Yesterday I came across this blog. It’s the ramblings of one Aziz Ansari. He’s mad as hell, and he’s not going to take it anymore. The target of his disdain? IMAX.
See, apparently IMAX theaters have been shrinking for some time now. What used to be a 76-foot-tall screen is now, in some multiplexes, only a 28-foot-tall screen. Aziz argues that even though these theaters capture “the unparalleled sound and picture quality of IMAX,” they are, by their very definition, not IMAX theaters.
I tend to agree. What surprises me, though, is how long this “scam” has been going on.
I remember when the IMAX screen came to my local multiplex. It was years ago, and when I walked in, I was surprised. This screen was only slightly larger than the other theaters in the building.
I got over it and moved on. Aziz did not.
But his blog stops with size. With this article, I’d like to delve just a little further. The running comment from the IMAX higher-ups is that “IMAX” is about sound and picture quality, not only screen size. And five years ago I would have bought the party line. Now, though, I really do feel like the company is preying on the ignorance of the movie-going audience.
It used to be that, while many multiplexes left much to be desired, IMAX represented the latest in surround sound technology and quality projection. When you walked into a normal theater, you would get a fuzzy 35mm projection on a dirty screen and a stereo (or, God help you, mono) audio track. Even with the advent of surround sound, there was something IMAX had that no traditional theater could, and it wasn’t just size. All IMAX movies were shot and projected in 70mm film, more than twice the resolution (for lack of a better word) of 35mm film.
These were reserved for documentaries and specialty films.
Then IMAX made the leap to the mainstream, deciding to show big tentpole films on their screens. They moved into multiplexes–buildings where it simply wasn’t feasible to install their multi-stories-tall screens. Instead they installed really big screens, and hoped nobody would notice the difference.
Besides, these IMAX theaters had better video and audio quality than any traditional theater, right? Not really.

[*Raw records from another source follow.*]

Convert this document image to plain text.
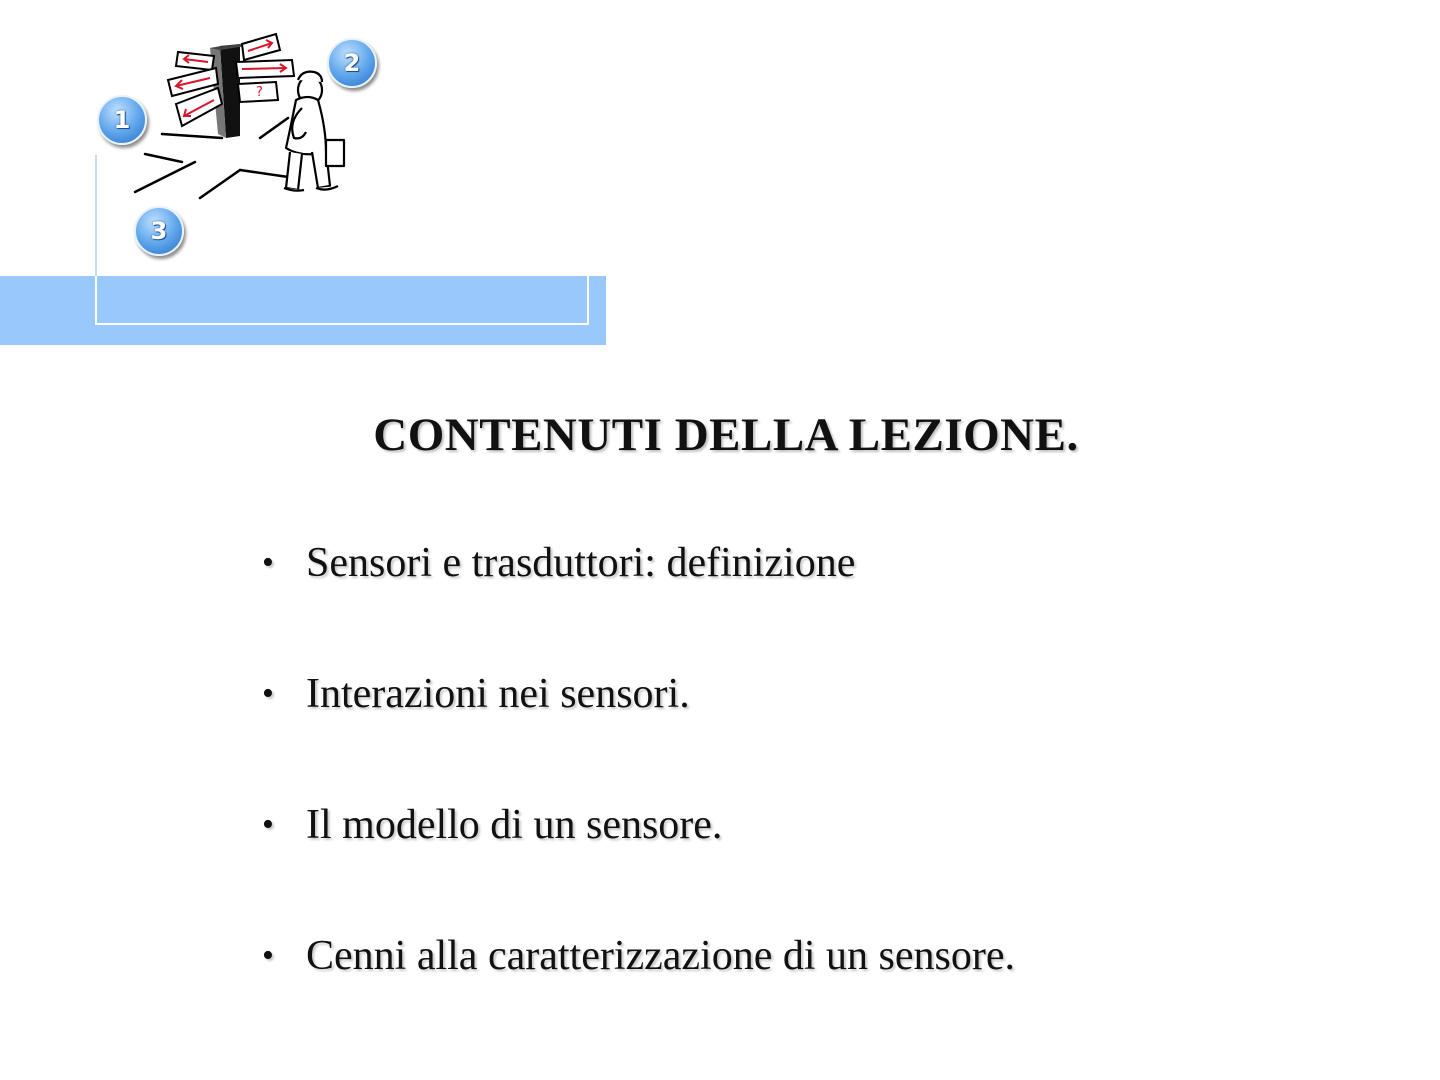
?
1
2
3
CONTENUTI DELLA LEZIONE.
• Sensori e trasduttori: definizione
• Interazioni nei sensori.
• Il modello di un sensore.
• Cenni alla caratterizzazione di un sensore.
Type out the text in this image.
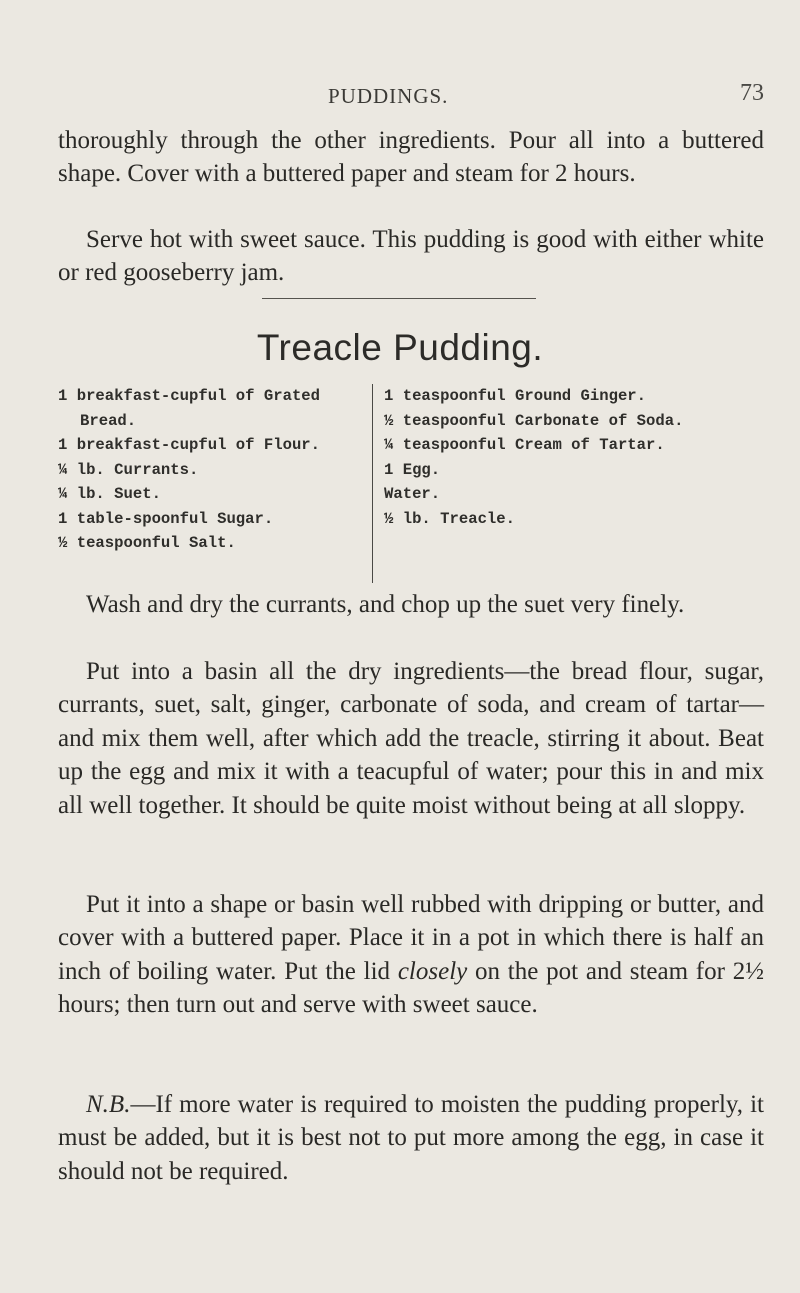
PUDDINGS.	73

thoroughly through the other ingredients. Pour all into a buttered shape. Cover with a buttered paper and steam for 2 hours.

Serve hot with sweet sauce. This pudding is good with either white or red gooseberry jam.

Treacle Pudding.
1 breakfast-cupful of Grated
Bread.
1 breakfast-cupful of Flour.
¼ lb. Currants.
¼ lb. Suet.
1 table-spoonful Sugar.
½ teaspoonful Salt.
1 teaspoonful Ground Ginger.
½ teaspoonful Carbonate of Soda.
¼ teaspoonful Cream of Tartar.
1 Egg.
Water.
½ lb. Treacle.

Wash and dry the currants, and chop up the suet very finely.

Put into a basin all the dry ingredients—the bread flour, sugar, currants, suet, salt, ginger, carbonate of soda, and cream of tartar—and mix them well, after which add the treacle, stirring it about. Beat up the egg and mix it with a teacupful of water; pour this in and mix all well together. It should be quite moist without being at all sloppy.

Put it into a shape or basin well rubbed with dripping or butter, and cover with a buttered paper. Place it in a pot in which there is half an inch of boiling water. Put the lid closely on the pot and steam for 2½ hours; then turn out and serve with sweet sauce.

N.B.—If more water is required to moisten the pudding properly, it must be added, but it is best not to put more among the egg, in case it should not be required.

Let’s take this one at a time, starting with audio. With THX clearing the way for more and more advanced surround sound systems, I would dare any person to really hear a difference between an IMAX theater and a good multiplex theater. And because the same movies that play on traditional screens now play on IMAX screens as well, they both get basically the same sound mix. Sure, some audiophiles might argue with me, but most of us simply can’t hear a difference.
So sound is a non-issue. But what about picture?
That one gets a little muddier. IMAX projectors are 70mm projectors, and the image has the capacity to far exceed any digital theater. But the potential is rarely realized. I’ll explain…
Most movies are shot on 35mm film. So when they are shown in IMAX, there is an artificial up-rezzing process that occurs. While IMAX will tell you a 70mm print blown up from 35mm looks better than native 35mm, I don’t buy it. You can’t just create picture information from nothing. And when I went to see Harry Potter and the Goblet of Fire, the first up-rezzed 35mm film to be offered on our local IMAX screen, I was unimpressed. The image was jumpy, the film was grainy as hell (much more than you’d notice in a 35mm theater), and every flaw was painfully apparent.
Films like The Dark Knight, though, do a better job of taking advantage of the IMAX resolution, shooting some of their scenes in 70mm. But those movies are few and far between. And while I was blown away by the native IMAX 70mm sequences in Dark Knight, most of the buddies around me didn’t even register the difference until I pointed it out to them.
To add insult to injury, digital theaters have come along and blown away the competition. Sitting in a large, 4k (4000 lines of horizontal resolution) theater, I am blown away in a way I never was by IMAX. It’s not just the sharpness and clarity, it’s also the color reproduction and the steadiness. All projection systems, 35mm or 70mm, have a jumpiness to them that is the result of the physical film running through the projector. Digital theaters, though, don’t have this. It’s most apparent when the green “preview” boxes come up. Instead of jumping around slightly, they are completely sharp and look almost painted on the wall. Traditional IMAX still cannot mimic that steadfastness.
Then you get the IMAX 3D argument. I reject this completely. When it comes to a movie that is dealing in depth perception, the most important thing is that the image is steady and sharp. Digital theaters run circles around IMAX when it comes to this.
But there are arguments to be made that 3D movies are better in IMAX. The real issue, then, is when IMAX takes movies shot on 35mm, artificially blows them up to 70mm, projects them on a screen that is only slightly larger than a normal theater screen, and charges five bucks more for a ticket.
That, ladies and gentlemen, is a ripoff.
I’m still excited about IMAX. If more digital IMAX screens can get made, and if filmmakers will start shooting in native 70mm digital 3D, IMAX will be king. For now, though, the IMAX technology is better, resolution wise, than the movies being produced. When this changes, IMAX will be the best way to see big summer movies.
Until then, best to stick with a great digital theater. If the screen is a little too small for you, sit a couple of rows closer. Save yourself some cash.